What was the consequence to those in administration responsible for the bad advice that caused the illegal transit lockout and subsequent cost to taxpayers? Or did they all just get pay raises? I guess the loss of a few million bucks of taxpayer money doesn’t warrant a wink, blink or nod. All incumbents should answer for that decision.
What about the parking stations downtown that don’t always work? Not only has the city lost parking revenue, but users lose loonies in those machines and are not always able to get a printed receipt to prove payment. When parking stations were first introduced, I was of the understanding that you would be able to add time to your parking through an app using a cell phone, without being physically present at your vehicle. Instead, if you have a half hour of paid time left and need an extra half hour for your appointment, adding that half hour before the initial paid time is up means you lose existing time and rather than spending a loonie you have to plug in a toonie. What a rip. (This only happens when the stations actually work.)

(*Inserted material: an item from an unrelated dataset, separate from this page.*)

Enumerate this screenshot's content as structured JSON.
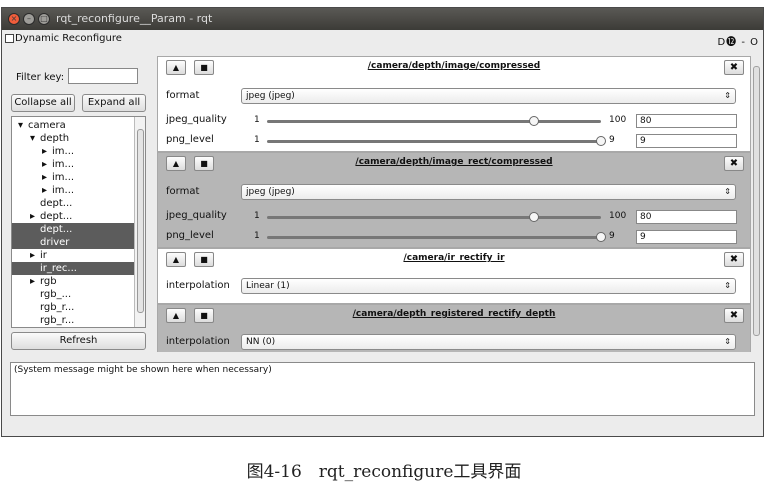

I wanted to ask, when the growth plan approved by council encouraged city centre and downtown density, why are we spending hundreds of millions of dollars on roadways, overpasses and new bridges to accommodate urban sprawl? This is not a question of sprawl vis-à-vis density; it is a question of consistency. And why did new roadway infrastructure to service urban sprawl get priority over repair and maintenance of existing roadways which were falling into decay? Basically, outside of city growth, what value do we get for our tax dollars?
Without serious answers to my questions, how do I make a decision in the mayoral race? Well, if I want status quo, I vote Atchison; if I want status quo, plus massive bike-lane infrastructure, I vote Clark; if I want real change, I take a flyer on Moore. If I don’t like any of these three, but want to exercise my franchise, I’ll throw my vote away on Hein.